MSc Mechanical ENG Defense Notice (Haining Li)
MSc Mechanical Engineering Defense
Friday, January 22, 2021
2:30 PM Via zoom
Presented by: Haining Li
Supervisor: Dr. Kefu Liu
Join Zoom Meeting
https://lakeheadu.zoom.us/j/97929392265?pwd=MStOYVgyZDRuazJyTnpFeGtHTyt3...
Meeting ID: 979 2939 2265
Passcode: 073029
A Tunable Multi-Stable Piezoelectric Vibration Energy Harvester
ABSTRACT
The vibration energy harvester is intended to convert ambient environmental energy into electrical energy. It has great potential to be an alternative to the conventional battery in low-power electric devices. A traditional vibrating energy harvester consists of a linear oscillator that operates in a narrow frequency band. Nonlinear energy harvesters provide a promising solution to widen the operating bandwidth. Based on the system stability states, the nonlinear vibration energy harvesters can be classified as mono-stable and multi-stable. In this study, a tunable multi-stable piezoelectric energy harvester is proposed.

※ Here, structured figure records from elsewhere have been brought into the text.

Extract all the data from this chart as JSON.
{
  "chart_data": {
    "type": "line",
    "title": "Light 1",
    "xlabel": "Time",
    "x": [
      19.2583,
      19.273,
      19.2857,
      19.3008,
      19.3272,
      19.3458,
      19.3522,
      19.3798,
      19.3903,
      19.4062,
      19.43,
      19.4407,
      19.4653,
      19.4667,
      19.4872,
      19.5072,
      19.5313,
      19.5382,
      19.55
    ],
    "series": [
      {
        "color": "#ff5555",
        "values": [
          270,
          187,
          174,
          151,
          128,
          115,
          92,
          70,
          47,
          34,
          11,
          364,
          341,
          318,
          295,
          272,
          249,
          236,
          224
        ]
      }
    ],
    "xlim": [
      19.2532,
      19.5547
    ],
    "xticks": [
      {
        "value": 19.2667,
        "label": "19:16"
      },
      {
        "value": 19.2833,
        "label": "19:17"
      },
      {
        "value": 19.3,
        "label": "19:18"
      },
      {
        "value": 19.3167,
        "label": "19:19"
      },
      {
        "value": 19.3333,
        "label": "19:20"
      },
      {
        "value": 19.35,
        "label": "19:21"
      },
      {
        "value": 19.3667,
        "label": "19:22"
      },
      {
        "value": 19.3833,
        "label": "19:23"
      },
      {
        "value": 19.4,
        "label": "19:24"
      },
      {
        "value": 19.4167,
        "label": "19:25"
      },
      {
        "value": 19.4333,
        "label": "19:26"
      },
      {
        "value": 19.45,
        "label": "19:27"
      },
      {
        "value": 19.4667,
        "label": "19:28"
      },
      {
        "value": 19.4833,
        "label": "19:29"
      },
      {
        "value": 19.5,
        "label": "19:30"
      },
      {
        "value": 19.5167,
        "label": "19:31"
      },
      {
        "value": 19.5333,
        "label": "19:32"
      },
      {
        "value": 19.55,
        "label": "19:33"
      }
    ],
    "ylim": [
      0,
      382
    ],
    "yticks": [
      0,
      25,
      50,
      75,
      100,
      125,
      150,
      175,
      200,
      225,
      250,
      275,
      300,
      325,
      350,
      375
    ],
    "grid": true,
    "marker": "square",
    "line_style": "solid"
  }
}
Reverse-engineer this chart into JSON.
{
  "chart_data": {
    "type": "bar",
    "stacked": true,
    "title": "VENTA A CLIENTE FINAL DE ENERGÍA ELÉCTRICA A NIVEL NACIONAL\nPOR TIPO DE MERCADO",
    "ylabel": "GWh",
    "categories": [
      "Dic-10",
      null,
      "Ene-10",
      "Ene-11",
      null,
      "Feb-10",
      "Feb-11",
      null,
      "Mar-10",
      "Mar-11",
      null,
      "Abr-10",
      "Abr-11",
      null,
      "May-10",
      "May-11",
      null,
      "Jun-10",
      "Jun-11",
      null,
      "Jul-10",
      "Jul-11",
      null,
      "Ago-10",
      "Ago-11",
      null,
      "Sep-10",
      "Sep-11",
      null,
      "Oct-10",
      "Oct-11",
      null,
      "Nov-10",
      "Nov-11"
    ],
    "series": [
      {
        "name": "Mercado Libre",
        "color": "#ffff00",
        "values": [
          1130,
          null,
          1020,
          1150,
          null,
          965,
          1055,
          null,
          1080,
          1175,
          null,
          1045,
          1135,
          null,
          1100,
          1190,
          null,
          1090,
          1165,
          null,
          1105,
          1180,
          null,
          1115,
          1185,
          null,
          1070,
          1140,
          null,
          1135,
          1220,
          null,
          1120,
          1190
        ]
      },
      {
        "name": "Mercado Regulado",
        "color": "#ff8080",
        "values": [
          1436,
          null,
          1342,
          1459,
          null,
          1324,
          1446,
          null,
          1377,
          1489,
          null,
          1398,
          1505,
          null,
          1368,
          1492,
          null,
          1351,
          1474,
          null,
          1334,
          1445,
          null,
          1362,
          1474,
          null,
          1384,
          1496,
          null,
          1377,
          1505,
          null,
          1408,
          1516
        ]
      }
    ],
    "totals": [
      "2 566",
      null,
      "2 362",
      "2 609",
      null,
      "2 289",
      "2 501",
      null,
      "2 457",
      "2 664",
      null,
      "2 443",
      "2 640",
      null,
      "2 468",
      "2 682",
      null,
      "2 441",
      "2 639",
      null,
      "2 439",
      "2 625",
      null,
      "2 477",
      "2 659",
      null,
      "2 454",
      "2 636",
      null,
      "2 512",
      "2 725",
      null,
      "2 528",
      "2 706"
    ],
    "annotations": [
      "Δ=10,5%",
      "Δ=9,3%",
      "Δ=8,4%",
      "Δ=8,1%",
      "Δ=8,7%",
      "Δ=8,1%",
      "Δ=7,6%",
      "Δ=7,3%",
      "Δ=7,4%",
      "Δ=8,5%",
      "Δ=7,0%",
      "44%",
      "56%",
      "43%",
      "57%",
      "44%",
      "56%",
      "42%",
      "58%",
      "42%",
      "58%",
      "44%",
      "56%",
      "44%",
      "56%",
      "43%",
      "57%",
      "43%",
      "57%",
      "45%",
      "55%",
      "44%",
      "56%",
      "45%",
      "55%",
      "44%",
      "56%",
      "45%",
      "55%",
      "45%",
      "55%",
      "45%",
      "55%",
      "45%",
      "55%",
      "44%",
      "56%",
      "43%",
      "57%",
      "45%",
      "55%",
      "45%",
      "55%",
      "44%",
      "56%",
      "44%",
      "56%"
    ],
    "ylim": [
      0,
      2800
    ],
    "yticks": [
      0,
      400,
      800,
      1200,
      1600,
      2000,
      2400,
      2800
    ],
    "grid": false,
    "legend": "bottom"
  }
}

The apparatus can be manually tuned to achieve three states, namely tri-stable, bi-stable, and mono-stable. It has a compact structure compared to the existing designs.
Firstly, the apparatus’s design is presented. The analytical model for the restoring force due to the magnetic interaction is developed by using the magnetic dipole approach. Then the model is validated experimentally. Using the measured data, the model optimization is conducted by using the genetic algorithm. Based on the optimized model, the stability state regions versus the tuning parameters are identified. Secondly, the electromechanical model of the developed apparatus is developed. By linearizing the model, the optimum resistance value of the linear system under harmonic excitation and colored noise excitation is studied, respectively. Thirdly, the output performance of the bi-stable energy harvester under colored noise excitation is investigated numerically and experimentally. Fourthly, the output performance of the tri-stable energy harvester is studied numerically and experimentally as well. The results show that the frequency analysis method is insufficient to determine the optimum resistance when the tri-stable energy harvester is engaged in the high orbit inter-well oscillation. In addition, when the multi-stable energy harvester system is at resonance, the output performance will be largely improved by the separation between each well.